To generate the bibliographic and survey data to support a data reuse study conducted by several Library faculty and accepted for publication in the Journal of Academic Librarianship, the project team utilized a series of web-based online scripts that employed several different endpoints from the Scopus API. The related dataset: "Data for: An Examination of Data Reuse Practices within Highly Cited Articles of Faculty at a Research University" contains survey design and results.
1) getScopus_API_process_dmp_IDB.asp: used the search API query the Scopus database API for papers by UIUC authors published in 2015 -- limited to one of 9 pre-defined Scopus subject areas -- and retrieve metadata results sorted highest to lowest by the number of times the retrieved articles were cited. The URL for the basic searches took the following form: https://api.elsevier.com/content/search/scopus?query=(AFFIL%28(urbana%20OR%20champaign) AND univ*%29) OR (AF-ID(60000745) OR AF-ID(60005290))&apikey=xxxxxx&start=" & nstart & "&count=25&date=2015&view=COMPLETE&sort=citedby-count&subj=PHYS
Here, the variable nstart was incremented by 25 each iteration and 25 records were retrieved in each pass. The subject area was renamed (e.g. from PHYS to COMP for computer science) in each of the 9 runs. This script does not use the Scopus API cursor but downloads 25 records at a time for up to 28 times -- or 675 maximum bibliographic records. The project team felt that looking at the most 675 cited articles from UIUC faculty in each of the 9 subject areas was sufficient to gather a robust, representative sample of articles from 2015. These downloaded records were stored in a temporary table that was renamed for each of the 9 subject areas.
2) get_citing_from_surveys_IDB.asp: takes a Scopus article ID (eid) from the 49 UIUC author returned surveys and retrieves short citing article references, 200 at a time, into a temporary composite table. These citing records contain only one author, no author affiliations, and no author email addresses. This script uses the Scopus API cursor=* feature and is able to download all the citing references of an article 200 records at a time.
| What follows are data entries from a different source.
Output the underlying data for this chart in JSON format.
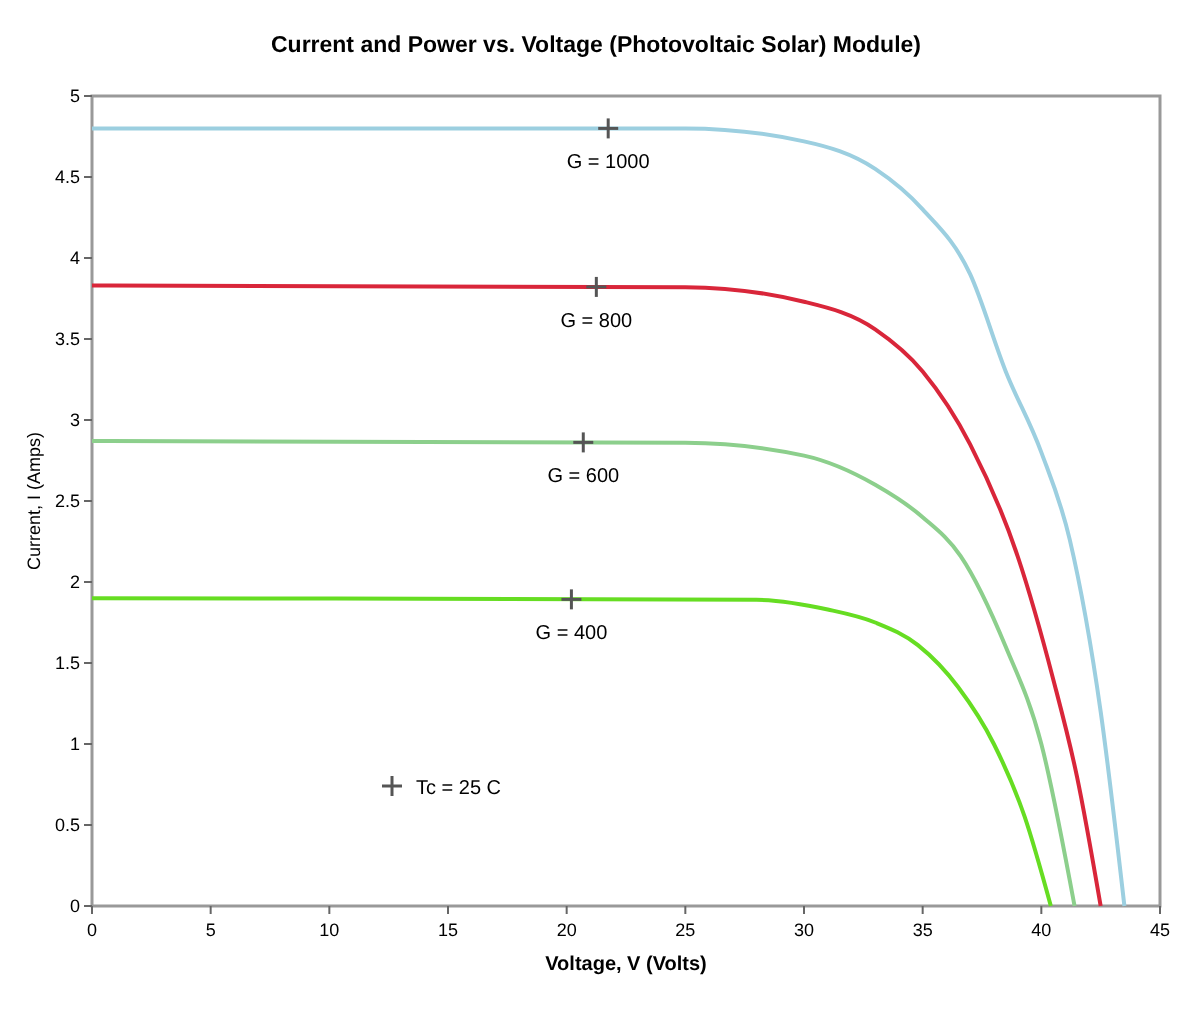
{
  "chart_data": {
    "type": "line",
    "title": "Current and Power vs. Voltage (Photovoltaic Solar) Module)",
    "xlabel": "Voltage, V (Volts)",
    "ylabel": "Current, I (Amps)",
    "xlim": [
      0,
      45
    ],
    "xticks": [
      0,
      5,
      10,
      15,
      20,
      25,
      30,
      35,
      40,
      45
    ],
    "ylim": [
      0,
      5
    ],
    "yticks": [
      0,
      0.5,
      1,
      1.5,
      2,
      2.5,
      3,
      3.5,
      4,
      4.5,
      5
    ],
    "grid": false,
    "line_style": "solid",
    "series": [
      {
        "name": "G = 1000",
        "color": "#9ccfe0",
        "x": [
          0,
          25,
          30,
          33,
          35,
          37,
          38.5,
          40,
          41.2,
          42.5,
          43.5
        ],
        "values": [
          4.8,
          4.8,
          4.72,
          4.55,
          4.3,
          3.9,
          3.3,
          2.8,
          2.26,
          1.2,
          0
        ]
      },
      {
        "name": "G = 800",
        "color": "#d9263a",
        "x": [
          0,
          25,
          30,
          33,
          35,
          37,
          39,
          40.5,
          41.5,
          42.5
        ],
        "values": [
          3.83,
          3.82,
          3.73,
          3.56,
          3.3,
          2.85,
          2.16,
          1.4,
          0.8,
          0
        ]
      },
      {
        "name": "G = 600",
        "color": "#8ccf8c",
        "x": [
          0,
          25,
          30,
          33,
          35,
          36.6,
          38.5,
          40,
          41.4
        ],
        "values": [
          2.87,
          2.86,
          2.78,
          2.6,
          2.4,
          2.16,
          1.6,
          1.0,
          0
        ]
      },
      {
        "name": "G = 400",
        "color": "#66dd22",
        "x": [
          0,
          28,
          31,
          33,
          34.8,
          36.5,
          38,
          39.3,
          40.4
        ],
        "values": [
          1.9,
          1.89,
          1.83,
          1.75,
          1.61,
          1.35,
          1.0,
          0.55,
          0
        ]
      }
    ],
    "annotations": [
      "Tc = 25 C"
    ]
  }
}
3) put_in_all_authors_affil_IDB.asp: adds important data to the short citing records. The script adds all co-authors and their affiliations, the corresponding author, and author email addresses.
4) process_for_final_IDB.asp: creates a relational database table with author, title, and source journal information for each of the citing articles that can be copied as an Excel file for processing by the Qualtrics survey software. This was initially 4,626 citing articles over the 49 UIUC authored articles, but was reduced to 2,041 entries after checking for available email addresses and eliminating duplicates.